- Genre: Sitcom
- Written by: Ranjan Bose; Subash Kabra; Anant Mahadevan;
- Directed by: Anant Mahadevan
- Starring: Satish Shah R. Madhavan Mandira Bedi
- Country of origin: India
- Original language: Hindi
- No. of seasons: 1

Production
- Producer: Dinesh Bansal
- Cinematography: M. Bellare
- Editors: Suhail Sayed; Altaf Sheikh;
- Camera setup: Multi-camera
- Running time: 23 minutes
- Production company: Meteor Films

Original release
- Network: Zee TV
- Release: 29 June 1997 – 1998

= Ghar Jamai (TV series) =

Indian television series

Ghar Jamai is an Indian comedy television series which premiered on Zee TV in 1997. The series was produced by Meteor Films and starred Satish Shah, R. Madhavan, and Mandira Bedi.

==Cast==
===Main===
- R. Madhavan as Malayatoor Subramaniam Namboodiripad (Subbu)
- Satish Shah as Vishamber Mehra
- Mandira Bedi as Chandni
- Sadhana Singh as Paghwan/Prakash Kaur/Parkash beebi
- Asrani as Doctor Masani
- Gracy Singh / Vipra Rawal as Chandni's sister
- Anand Goradia as Chandni's brother
- Sunil Jetly as cook

===Guest===
- Viju Khote as Muthuswamy
- Varsha Usgaonkar as Miss Chamcham
- Gajendra Chauhan as Sidhu Singh
- K.D.Chandran as Subramanium/Subbu Father
- Ashwini Kalsekar as Rohiniamma
- Atul Parchure as Police Constable Ghorpade
- Hemant Pandey as Police Inspector Faterfaker
- Surbhi Tiwari as College Student
- Ashiesh Roy as Girdhari
- Satyen Kappu as Chandni Grandfather
- Suchitra Pillai as Subbulakshmi
- Shrivallabh Vyas as Kidnapper Subhash Singh(Subbu)/ Gajraj Singh (Guest role in two episodes)
- Murali Sharma as Doctor Salim
- Javed Khan Amrohi as Hotel Receptionist
- Daya Shankar Pandey as Hotel Union Leader/ Robert (Guest role in two Episodes)
- Shehzad Khan as Bus Driver/ KK Don (Guest role in two episodes)
- Ajay Nagrath as Subbu and Chandni Son
- Kavi Kumar Azad as Judge in Food Competition
- Kuljeet Randhawa as Subramanium/Subbu friend
- Rajesh Puri as Pradeep Bhagwadewala
- Dinyar Contractor as Dr.
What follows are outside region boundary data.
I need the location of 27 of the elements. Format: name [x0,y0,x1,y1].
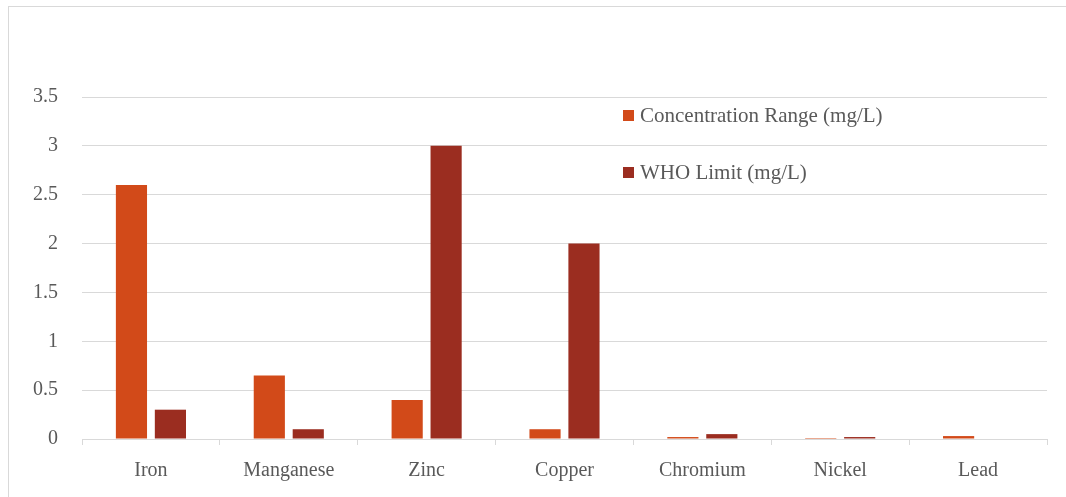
x-tick-label: Copper [535,458,595,482]
x-tick-label: Nickel [813,458,868,481]
y-tick-label: 3.5 [33,84,58,107]
y-tick-label: 0 [48,426,58,449]
x-tick-label: Zinc [408,458,446,481]
y-tick-label: 2.5 [33,181,58,204]
y-tick-label: 1 [48,328,58,351]
legend-label: WHO Limit (mg/L) [640,160,807,185]
y-tick-label: 2 [48,230,58,253]
bar [292,429,324,439]
x-tick-label: Iron [134,458,168,481]
y-tick-label: 3 [48,133,58,156]
legend-label: Concentration Range (mg/L) [640,103,883,128]
bar [430,145,462,439]
bar [568,243,600,439]
x-tick-label: Manganese [243,458,335,482]
y-tick-label: 0.5 [33,377,58,400]
x-tick-label: Chromium [659,458,747,481]
bar [706,434,738,439]
y-tick-label: 1.5 [33,279,58,302]
bar [115,184,148,439]
bar [154,409,186,439]
x-tick-label: Lead [958,458,999,481]
bar [943,436,975,439]
bar [391,399,423,439]
bar [253,375,285,439]
bar [529,429,561,439]
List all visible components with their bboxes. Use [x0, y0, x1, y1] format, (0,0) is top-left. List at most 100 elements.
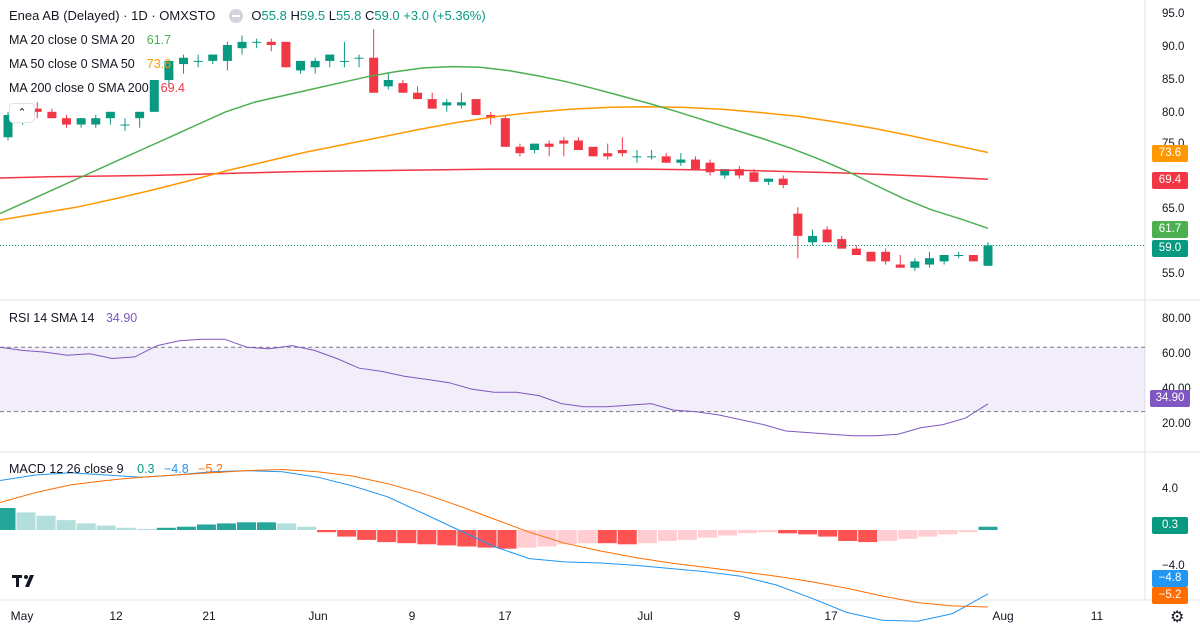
- macd-histogram-bar: [377, 530, 397, 543]
- candle-body: [427, 99, 437, 109]
- candle-body: [837, 239, 847, 249]
- macd-histogram-bar: [958, 530, 978, 533]
- macd-histogram-bar: [497, 530, 517, 549]
- rsi-tick: 60.00: [1162, 348, 1191, 360]
- candle-body: [398, 83, 408, 93]
- gear-icon[interactable]: ⚙: [1170, 609, 1185, 626]
- candle-body: [105, 111, 115, 119]
- time-tick: 21: [202, 609, 216, 623]
- ma20-line: [0, 65, 989, 230]
- time-tick: 12: [109, 609, 123, 623]
- macd-histogram-bar: [56, 520, 76, 530]
- ma50-value: 73.6: [146, 57, 172, 71]
- candle-body: [500, 118, 510, 147]
- macd-histogram-bar: [136, 528, 156, 530]
- candle-body: [383, 80, 393, 87]
- macd-histogram-bar: [196, 524, 216, 530]
- price-tick: 95.0: [1162, 8, 1185, 20]
- ma200-legend[interactable]: MA 200 close 0 SMA 200 69.4: [9, 81, 186, 95]
- macd-histogram-bar: [918, 530, 938, 537]
- collapse-legend-button[interactable]: ⌃: [9, 103, 35, 123]
- candle-body: [895, 264, 905, 268]
- ma200-value: 69.4: [160, 81, 186, 95]
- macd-histogram-bar: [437, 530, 457, 546]
- candle-body: [164, 60, 174, 80]
- time-tick: 11: [1090, 609, 1104, 623]
- macd-histogram-bar: [76, 523, 96, 530]
- time-tick: 9: [408, 609, 416, 623]
- candle-body: [983, 245, 993, 266]
- candle-body: [749, 172, 759, 182]
- candle-body: [720, 169, 730, 176]
- candle-body: [588, 146, 598, 157]
- time-tick: 17: [498, 609, 512, 623]
- rsi-pane: [0, 338, 1145, 437]
- candle-body: [222, 45, 232, 61]
- candle-body: [939, 255, 949, 262]
- macd-histogram-bar: [457, 530, 477, 547]
- macd-histogram-bar: [737, 530, 758, 534]
- ohlc-values: O55.8 H59.5 L55.8 C59.0 +3.0 (+5.36%): [251, 8, 486, 23]
- macd-signal-value: −5.2: [198, 462, 223, 476]
- time-tick: Aug: [992, 609, 1014, 623]
- candle-body: [76, 118, 86, 125]
- candle-body: [3, 115, 13, 138]
- candle-body: [486, 115, 496, 119]
- macd-histogram-bar: [277, 523, 297, 530]
- ma20-legend[interactable]: MA 20 close 0 SMA 20 61.7: [9, 33, 172, 47]
- candle-body: [339, 60, 349, 62]
- ma50-legend[interactable]: MA 50 close 0 SMA 50 73.6: [9, 57, 172, 71]
- candle-body: [47, 111, 57, 119]
- macd-tick: 4.0: [1162, 483, 1178, 495]
- candle-body: [764, 178, 774, 182]
- candle-body: [617, 150, 627, 154]
- candle-body: [208, 54, 218, 61]
- candle-body: [851, 248, 861, 255]
- symbol-title[interactable]: Enea AB (Delayed) · 1D · OMXSTO: [9, 8, 216, 23]
- macd-histogram-bar: [938, 530, 958, 535]
- rsi-band: [0, 347, 1145, 412]
- rsi-line: [0, 338, 989, 437]
- candle-body: [120, 124, 130, 126]
- macd-histogram-bar: [417, 530, 437, 545]
- macd-histogram-bar: [477, 530, 497, 548]
- tradingview-logo-icon[interactable]: [10, 570, 38, 590]
- macd-histogram-bar: [597, 530, 617, 544]
- candle-body: [281, 41, 291, 68]
- ma200-price-tag: 69.4: [1152, 172, 1188, 189]
- price-tick: 55.0: [1162, 268, 1185, 280]
- candle-body: [559, 140, 569, 144]
- candle-body: [179, 57, 189, 65]
- candle-body: [822, 229, 832, 243]
- symbol-header: Enea AB (Delayed) · 1D · OMXSTO O55.8 H5…: [9, 8, 486, 23]
- candle-body: [603, 153, 613, 157]
- candle-body: [442, 102, 452, 106]
- macd-histogram-bar: [758, 530, 778, 533]
- macd-histogram-bar: [677, 530, 697, 540]
- macd-histogram-bar: [357, 530, 377, 540]
- candle-body: [661, 156, 671, 163]
- macd-histogram-bar: [577, 530, 597, 544]
- candle-body: [924, 258, 934, 265]
- candle-body: [237, 41, 247, 49]
- candle-body: [881, 251, 891, 262]
- rsi-legend[interactable]: RSI 14 SMA 14 34.90: [9, 311, 138, 325]
- candle-body: [573, 140, 583, 150]
- macd-histogram-bar: [156, 527, 176, 530]
- ma50-price-tag: 73.6: [1152, 145, 1188, 162]
- candle-body: [807, 235, 817, 243]
- macd-histogram-bar: [0, 508, 16, 530]
- price-tick: 80.0: [1162, 107, 1185, 119]
- macd-histogram-bar: [397, 530, 417, 544]
- macd-histogram-bar: [778, 530, 798, 534]
- eye-icon[interactable]: [229, 8, 244, 23]
- macd-histogram-bar: [337, 530, 357, 537]
- macd-legend[interactable]: MACD 12 26 close 9 0.3 −4.8 −5.2: [9, 462, 223, 476]
- macd-line: [0, 470, 989, 622]
- price-tick: 90.0: [1162, 41, 1185, 53]
- macd-hist-tag: 0.3: [1152, 517, 1188, 534]
- candle-body: [632, 156, 642, 158]
- rsi-tag: 34.90: [1150, 390, 1190, 407]
- macd-histogram-bar: [557, 530, 577, 545]
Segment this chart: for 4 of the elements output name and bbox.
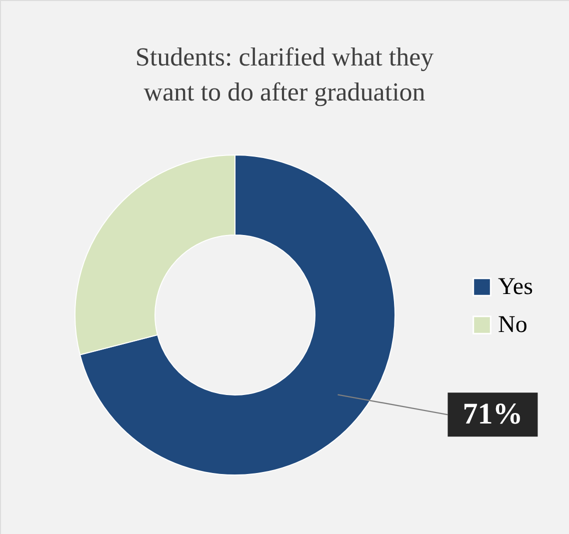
data-label: 71% [462, 398, 523, 431]
legend-label: No [498, 312, 528, 338]
chart-title: Students: clarified what they want to do after graduation [135, 42, 434, 106]
legend-label: Yes [498, 274, 533, 300]
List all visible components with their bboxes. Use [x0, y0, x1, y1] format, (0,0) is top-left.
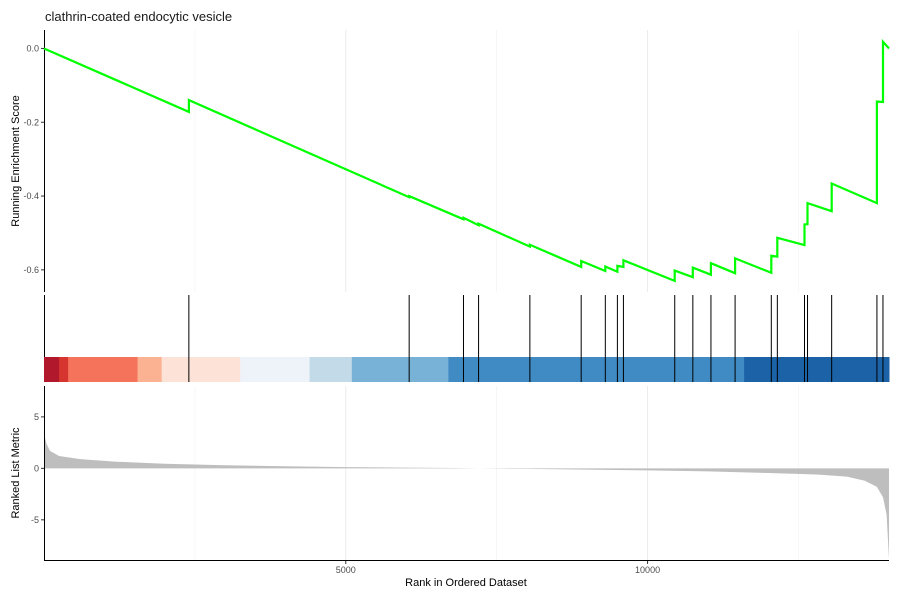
running-score-line	[43, 38, 890, 283]
chart-title: clathrin-coated endocytic vesicle	[45, 9, 233, 24]
running-score-y-ticks: 0.0 -0.2 -0.4 -0.6	[23, 43, 44, 275]
panel-gene-hits	[44, 295, 890, 382]
panel-ranked-metric: 5 0 -5 5000 10000 Ranked List Metric Rank i…	[10, 386, 889, 589]
ranked-metric-y-axis-title: Ranked List Metric	[10, 427, 22, 519]
color-bar-segment	[309, 357, 353, 382]
color-bar-segment	[744, 357, 890, 382]
color-bar-segment	[44, 357, 60, 382]
x-axis-ticks: 5000 10000	[336, 561, 660, 575]
ranked-metric-grid	[194, 386, 799, 561]
color-bar-segment	[161, 357, 241, 382]
running-score-grid	[194, 30, 799, 292]
color-bar-segment	[137, 357, 163, 382]
y-tick-label: -0.2	[23, 117, 39, 127]
gene-hit-marks	[188, 295, 884, 382]
ranked-metric-y-ticks: 5 0 -5	[31, 412, 44, 525]
y-tick-label: 0	[34, 463, 39, 473]
color-bar-segment	[448, 357, 745, 382]
ranking-color-bar	[44, 357, 890, 382]
color-bar-segment	[240, 357, 311, 382]
color-bar-segment	[68, 357, 139, 382]
x-axis-title: Rank in Ordered Dataset	[405, 577, 527, 589]
y-tick-label: 5	[34, 412, 39, 422]
y-tick-label: -5	[31, 515, 39, 525]
y-tick-label: -0.4	[23, 191, 39, 201]
x-tick-label: 5000	[336, 565, 356, 575]
x-tick-label: 10000	[635, 565, 660, 575]
color-bar-segment	[351, 357, 449, 382]
running-score-y-axis-title: Running Enrichment Score	[10, 95, 22, 226]
color-bar-segment	[59, 357, 69, 382]
y-tick-label: -0.6	[23, 265, 39, 275]
panel-running-score: 0.0 -0.2 -0.4 -0.6 Running Enrichment Score	[10, 30, 890, 292]
ranked-metric-area	[44, 433, 889, 559]
y-tick-label: 0.0	[26, 43, 39, 53]
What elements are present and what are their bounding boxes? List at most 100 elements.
Masani

==Feature film==
In September 2011, Ananth Mahadevan announced plans of making a feature film inspired by the series with Madhavan in the lead role, and also titled the project as Ghar Jamai. Despite plans to shoot the film in Toronto during 2012, the idea did not develop into production.